Весна | страница 35



* * *

Какой-то человек — худой, в резиновых царвулях, подпоясанный красным фракийским кушаком, запыленный, небритый, вошел в кабинет доктора Адамова. Доктор просматривал в это время рукопись последнего своего доклада, озаглавленного «Хлеб наш насущный». Он рассеянно пробегал глазами странички рукописи, а мысли его были прикованы к кухне, где шипели в жиру именинные цыплята.

— Тебе что? — спросил доктор, не оборачиваясь.

— Из деревни мы, господин доктор, привез вот гостинец вам от бабушки Латинки и деда Адама.

Гость пошарил в своем мешке и вытащил оттуда маленький узелок.

— Ах, мои родители все-таки вспомнили, что у них есть сын? Как они там?

— Хорошо, господин Адамов. Уж куда лучше.

— Конечно, хорошо. Чистый воздух, солнце, свежие яички, масло, брынза. А письма не прислали?

— Было письмо, но дед Адам нагнал меня у самой околицы и взял назад. «Дай, говорит, письмо сюда, а отвези, говорит, моему Петко, доктору, ломоть хлеба, который мы с его матерью едим».

— И это все? — спросил доктор, принимая узелок.

— Все. Счастливо оставаться, господин доктор. Прощенья просим!

Когда крестьянин вышел из кабинета, доктор Адамов развязал узелок и увидел там ломоть хлеба, выпеченного руками его матери.

— Да они смеются надо мной! Это не хлеб. Это кусок глины!

Доктор Адамов рассердился, в гневе схватил ломоть и швырнул в отворенное окно. Два воробушка, копошившихся в золотистом песке садовой аллеи, подскочили к брошенному ломтю, клюнули разок и тут же улетели прочь.

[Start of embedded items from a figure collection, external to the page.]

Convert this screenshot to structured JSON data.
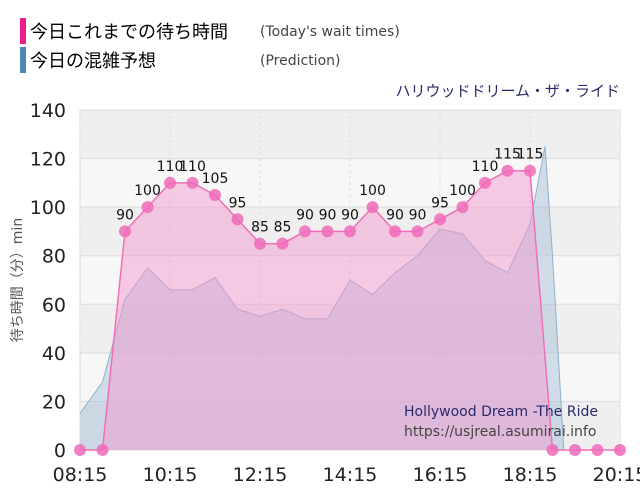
{
  "legend": {
    "today": {
      "label": "今日これまでの待ち時間",
      "sub": "(Today's wait times)",
      "color": "#ee1f8c"
    },
    "prediction": {
      "label": "今日の混雑予想",
      "sub": "(Prediction)",
      "color": "#4f86b8"
    }
  },
  "ride_name_jp": "ハリウッドドリーム・ザ・ライド",
  "watermark": {
    "title": "Hollywood Dream -The Ride",
    "url": "https://usjreal.asumirai.info"
  },
  "chart_data": {
    "type": "area",
    "ylabel": "待ち時間（分）min",
    "ylim": [
      0,
      140
    ],
    "yticks": [
      0,
      20,
      40,
      60,
      80,
      100,
      120,
      140
    ],
    "xlim": [
      "08:15",
      "20:15"
    ],
    "xticks": [
      "08:15",
      "10:15",
      "12:15",
      "14:15",
      "16:15",
      "18:15",
      "20:15"
    ],
    "grid": true,
    "series": [
      {
        "name": "今日これまでの待ち時間",
        "color": "#ee1f8c",
        "labels_shown": true,
        "points": [
          [
            "08:15",
            0
          ],
          [
            "08:45",
            0
          ],
          [
            "09:15",
            90
          ],
          [
            "09:45",
            100
          ],
          [
            "10:15",
            110
          ],
          [
            "10:45",
            110
          ],
          [
            "11:15",
            105
          ],
          [
            "11:45",
            95
          ],
          [
            "12:15",
            85
          ],
          [
            "12:45",
            85
          ],
          [
            "13:15",
            90
          ],
          [
            "13:45",
            90
          ],
          [
            "14:15",
            90
          ],
          [
            "14:45",
            100
          ],
          [
            "15:15",
            90
          ],
          [
            "15:45",
            90
          ],
          [
            "16:15",
            95
          ],
          [
            "16:45",
            100
          ],
          [
            "17:15",
            110
          ],
          [
            "17:45",
            115
          ],
          [
            "18:15",
            115
          ],
          [
            "18:45",
            0
          ],
          [
            "19:15",
            0
          ],
          [
            "19:45",
            0
          ],
          [
            "20:15",
            0
          ]
        ]
      },
      {
        "name": "今日の混雑予想",
        "color": "#4f86b8",
        "labels_shown": false,
        "points": [
          [
            "08:15",
            15
          ],
          [
            "08:45",
            28
          ],
          [
            "09:15",
            62
          ],
          [
            "09:45",
            75
          ],
          [
            "10:15",
            66
          ],
          [
            "10:45",
            66
          ],
          [
            "11:15",
            71
          ],
          [
            "11:45",
            58
          ],
          [
            "12:15",
            55
          ],
          [
            "12:45",
            58
          ],
          [
            "13:15",
            54
          ],
          [
            "13:45",
            54
          ],
          [
            "14:15",
            70
          ],
          [
            "14:45",
            64
          ],
          [
            "15:15",
            73
          ],
          [
            "15:45",
            80
          ],
          [
            "16:15",
            91
          ],
          [
            "16:45",
            89
          ],
          [
            "17:15",
            78
          ],
          [
            "17:45",
            73
          ],
          [
            "18:15",
            93
          ],
          [
            "18:35",
            125
          ],
          [
            "18:45",
            80
          ],
          [
            "19:00",
            0
          ],
          [
            "20:15",
            0
          ]
        ]
      }
    ]
  }
}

Спустя полчаса молодой доктор в белоснежном чесучовом пиджаке вышел в сад. Нагнулся, поднял ломоть хлеба и стал пристально его разглядывать. Чья-то невидимая рука стиснула ему горло, начала душить.


Перевод М. Михелевич.

РОСЕНСКИЙ КАМЕННЫЙ МОСТ

— Как бы мне дознаться, мама, висит ли еще на мне тот грех?

— Да ты о чем, сынок?..

— Эх, мама, не знаешь ты…

— Три года ты уже лежишь. Три лета тянулись одно за другим, как длинный караван; прошли под твоим окном, заглядывали к тебе. Пели молодые дрозды на вишне. Три раза наливались ягоды черным соком. А ты не сорвал ни одной. Трижды на гумне поднимались высокие копны… Неужто тебе опостылел белый свет? Неужели не хочется тебе выйти на солнышко, посмотреть на деревья и поля, на красивый мост? Посмотреть, как расцвели девушки? Три лета ты лежишь неподвижно.

— Ах, мама, не мил мне уже белый свет!

— Что ты, сынок!

Лампада заливает красным светом лицо больного. Сидящая у постели сына старая женщина тихонько поглаживает его руку. И не знает, как лучше расспросить его. По щеке матери медленно ползет слеза. За окном мягко дышит светлая ночь. Вдруг зашелестят деревья, будто кто-то шепчется над черными плетнями. Тихо качаются ветви. Выглядывают сквозь их густую листву белые трубы, словно хотят увидеть, спит ли окутанный мраком мир. Серый котенок смотрит в окно удивленными глазами.